Generally, motorcycle buyers borrow a motorcycle loan to fund their purchase. If their financial position is strong, they would have no problem in securing a loan. But a person going through hard times financially, may find it difficult to get a willing lender. He would have defaulted on other installment payments which would have affected his credit score adversely. So the loan, if granted, would be a bad credit motorcycle loan – a risky proposition for lenders.
Those who are willing to lend such loans, try to protect themselves from the risk of loss caused by default, by charging heavy interest rates, limiting the loan tenure or charging exorbitant fees. The lender could be a bank, a credit union or an online lender.

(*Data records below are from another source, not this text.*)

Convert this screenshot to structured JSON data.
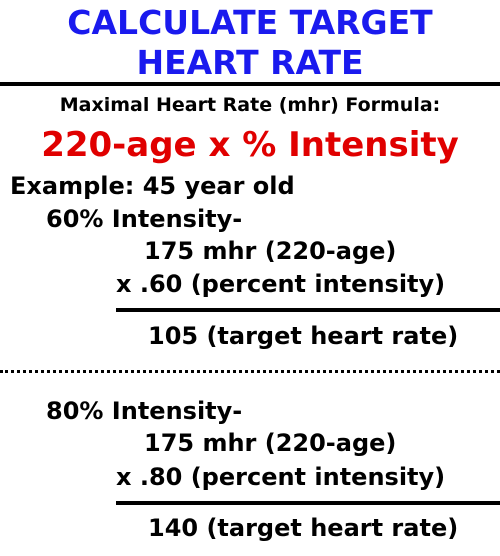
{
  "header": {
    "title_lines": [
      "CALCULATE TARGET",
      "HEART RATE"
    ]
  },
  "formula": {
    "heading": "Maximal Heart Rate (mhr) Formula:",
    "expression": "220-age x % Intensity"
  },
  "example": {
    "label": "Example: 45 year old",
    "cases": [
      {
        "intensity": "60% Intensity-",
        "mhr_line": "175 mhr (220-age)",
        "multiplier_line": "x .60 (percent intensity)",
        "result": "105 (target heart rate)"
      },
      {
        "intensity": "80% Intensity-",
        "mhr_line": "175 mhr (220-age)",
        "multiplier_line": "x .80 (percent intensity)",
        "result": "140 (target heart rate)"
      }
    ]
  }
}
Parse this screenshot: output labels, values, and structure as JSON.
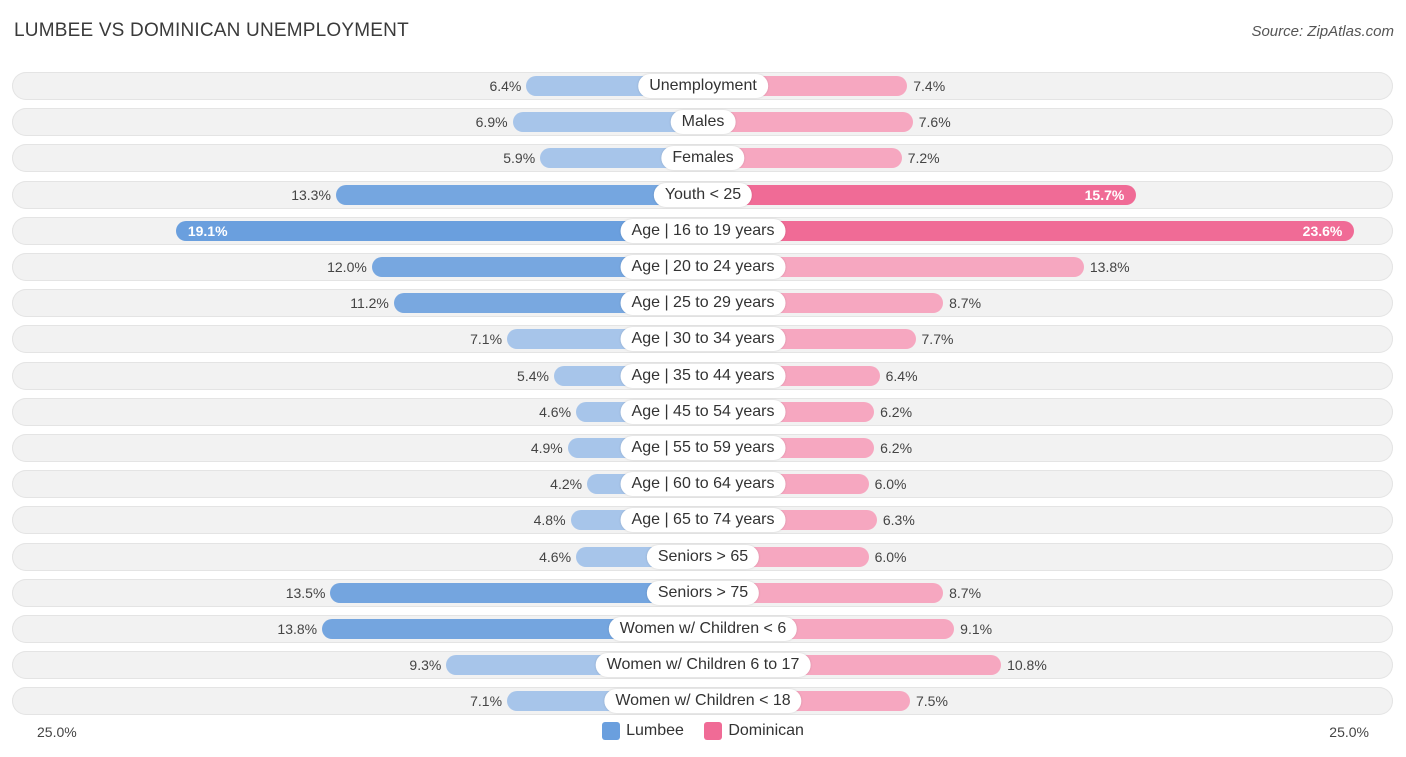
{
  "header": {
    "title": "LUMBEE VS DOMINICAN UNEMPLOYMENT",
    "source": "Source: ZipAtlas.com"
  },
  "legend": {
    "left_label": "Lumbee",
    "right_label": "Dominican"
  },
  "axis": {
    "left_max_label": "25.0%",
    "right_max_label": "25.0%"
  },
  "colors": {
    "lumbee": "#a7c5ea",
    "lumbee_strong": "#6a9fde",
    "dominican": "#f6a7c0",
    "dominican_strong": "#f06b96"
  },
  "chart_data": {
    "type": "bar",
    "orientation": "horizontal-diverging",
    "title": "LUMBEE VS DOMINICAN UNEMPLOYMENT",
    "xlim": [
      0,
      25
    ],
    "categories": [
      "Unemployment",
      "Males",
      "Females",
      "Youth < 25",
      "Age | 16 to 19 years",
      "Age | 20 to 24 years",
      "Age | 25 to 29 years",
      "Age | 30 to 34 years",
      "Age | 35 to 44 years",
      "Age | 45 to 54 years",
      "Age | 55 to 59 years",
      "Age | 60 to 64 years",
      "Age | 65 to 74 years",
      "Seniors > 65",
      "Seniors > 75",
      "Women w/ Children < 6",
      "Women w/ Children 6 to 17",
      "Women w/ Children < 18"
    ],
    "series": [
      {
        "name": "Lumbee",
        "values": [
          6.4,
          6.9,
          5.9,
          13.3,
          19.1,
          12.0,
          11.2,
          7.1,
          5.4,
          4.6,
          4.9,
          4.2,
          4.8,
          4.6,
          13.5,
          13.8,
          9.3,
          7.1
        ],
        "labels": [
          "6.4%",
          "6.9%",
          "5.9%",
          "13.3%",
          "19.1%",
          "12.0%",
          "11.2%",
          "7.1%",
          "5.4%",
          "4.6%",
          "4.9%",
          "4.2%",
          "4.8%",
          "4.6%",
          "13.5%",
          "13.8%",
          "9.3%",
          "7.1%"
        ]
      },
      {
        "name": "Dominican",
        "values": [
          7.4,
          7.6,
          7.2,
          15.7,
          23.6,
          13.8,
          8.7,
          7.7,
          6.4,
          6.2,
          6.2,
          6.0,
          6.3,
          6.0,
          8.7,
          9.1,
          10.8,
          7.5
        ],
        "labels": [
          "7.4%",
          "7.6%",
          "7.2%",
          "15.7%",
          "23.6%",
          "13.8%",
          "8.7%",
          "7.7%",
          "6.4%",
          "6.2%",
          "6.2%",
          "6.0%",
          "6.3%",
          "6.0%",
          "8.7%",
          "9.1%",
          "10.8%",
          "7.5%"
        ]
      }
    ]
  }
}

Some banks do grant bad credit motorcycle loan requests at a reasonable rate of interest. The loan applicant is thrilled that he has not been penalized for his bad credit. He does not notice the fine print and immediately takes the loan. What he would not know is that the bank has not charged a very high rate of interest because it has charged a very high loan processing fee. This brings us to the matter of discussion – What is the maximum fee that a bank can charge? That depends on the state in which the bank lies and the rules applicable in that state. To protect borrowers, governments generally fix a percentage limit of the loan beyond which a bank cannot charge loan fees.
A person borrowing a bad credit motorcycle loan needs to check the loan processing fee charged by the bank. A high fee and a low interest rate are not necessarily beneficial to the borrower and he needs to do appropriate calculations to see if the loan is feasible.